Here, we showed empirically that diffusion models can achieve a strong form of generalization, converging to a unique density model that is independent of the specific training samples, with an amount of training data that is small relative to the size of the parameter or input spaces. The convergence exhibits a phase transition between memorization and generalization as training data grows. The amount of data needed to cross this phase transition depends on both the image complexity and the neural network capacity (Yoon et al., 2023), and it is of interest to extend both the theory and the empirical studies to account for these. The framework we introduced to assess memorization versus generalization may be applied to any generative model.
After skimming this paper I don’t feel that impressed. Maybe someone who read in detail could correct me.
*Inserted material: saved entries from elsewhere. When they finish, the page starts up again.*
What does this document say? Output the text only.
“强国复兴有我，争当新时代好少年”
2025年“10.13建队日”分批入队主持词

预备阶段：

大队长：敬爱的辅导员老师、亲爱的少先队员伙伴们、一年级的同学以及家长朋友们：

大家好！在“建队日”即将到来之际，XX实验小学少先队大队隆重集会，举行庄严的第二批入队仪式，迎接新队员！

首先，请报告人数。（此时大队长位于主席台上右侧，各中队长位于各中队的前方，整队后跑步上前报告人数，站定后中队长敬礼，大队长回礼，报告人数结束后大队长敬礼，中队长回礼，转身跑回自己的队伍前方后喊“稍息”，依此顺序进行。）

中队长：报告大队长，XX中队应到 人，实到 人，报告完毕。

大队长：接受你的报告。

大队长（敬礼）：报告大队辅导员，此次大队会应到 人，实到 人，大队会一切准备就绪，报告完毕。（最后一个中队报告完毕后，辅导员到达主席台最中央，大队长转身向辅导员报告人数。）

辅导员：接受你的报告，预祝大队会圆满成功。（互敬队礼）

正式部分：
There’s a boring claim and an exciting claim here:
The boring claim is that diffusion models learn to generalize beyond their exact training set, and models trained on training sets drawn from the same distribution will be pretty good at unseen images drawn from that distribution—and because they’re both pretty good, they’ll overlap in their suggested desnoisings.
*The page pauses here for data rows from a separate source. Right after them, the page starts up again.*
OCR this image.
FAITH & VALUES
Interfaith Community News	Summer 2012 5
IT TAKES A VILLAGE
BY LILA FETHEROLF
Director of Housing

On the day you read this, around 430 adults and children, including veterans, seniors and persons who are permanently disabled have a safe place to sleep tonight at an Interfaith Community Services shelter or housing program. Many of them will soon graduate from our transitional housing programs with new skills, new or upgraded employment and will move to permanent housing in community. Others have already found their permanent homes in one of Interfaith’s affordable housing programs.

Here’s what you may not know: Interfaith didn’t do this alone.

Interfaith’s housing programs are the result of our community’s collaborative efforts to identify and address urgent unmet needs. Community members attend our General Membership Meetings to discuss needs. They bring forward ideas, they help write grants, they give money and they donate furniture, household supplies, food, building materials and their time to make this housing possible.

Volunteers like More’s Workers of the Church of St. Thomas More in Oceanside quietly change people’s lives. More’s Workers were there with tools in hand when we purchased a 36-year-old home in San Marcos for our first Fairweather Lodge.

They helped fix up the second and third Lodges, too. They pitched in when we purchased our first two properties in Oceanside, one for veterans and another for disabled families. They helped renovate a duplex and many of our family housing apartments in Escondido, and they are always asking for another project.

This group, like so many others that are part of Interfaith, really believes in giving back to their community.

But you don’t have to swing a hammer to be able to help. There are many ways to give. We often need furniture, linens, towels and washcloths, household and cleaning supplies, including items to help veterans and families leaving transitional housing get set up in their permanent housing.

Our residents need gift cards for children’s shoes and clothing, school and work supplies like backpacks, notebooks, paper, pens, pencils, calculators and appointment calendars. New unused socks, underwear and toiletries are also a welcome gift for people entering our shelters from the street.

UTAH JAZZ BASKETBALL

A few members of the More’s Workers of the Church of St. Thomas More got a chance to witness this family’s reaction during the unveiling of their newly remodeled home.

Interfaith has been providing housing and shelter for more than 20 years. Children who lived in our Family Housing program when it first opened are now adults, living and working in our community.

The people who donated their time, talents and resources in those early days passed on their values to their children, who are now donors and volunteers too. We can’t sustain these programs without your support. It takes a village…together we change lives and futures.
The exciting claim is that diffusion models trained on overlapping data from the same dataset learn nearly the same algorithms, which can be seen because they produce suggested denoisings that are similar in ways that would be vanishingly unlikely if they weren’t overlapping mechanistically.
AFAICT, they show the boring claim that everyone already knew, and imply the exciting claim but don’t support it at all.
Haven’t read in detail but Fig. 2 seems to me to support the exciting claim (also because overparameterized models with 70k trainable parameters)?
Okay, sure, I kind of buy it. Generated images are closer to each other than to the nearest image in the training set. And the denoisers learn similar heuristics like “do averaging” and “there’s probably a face in the middle of the image.”
I still don’t really feel excited, but maybe that’s me and not the paper.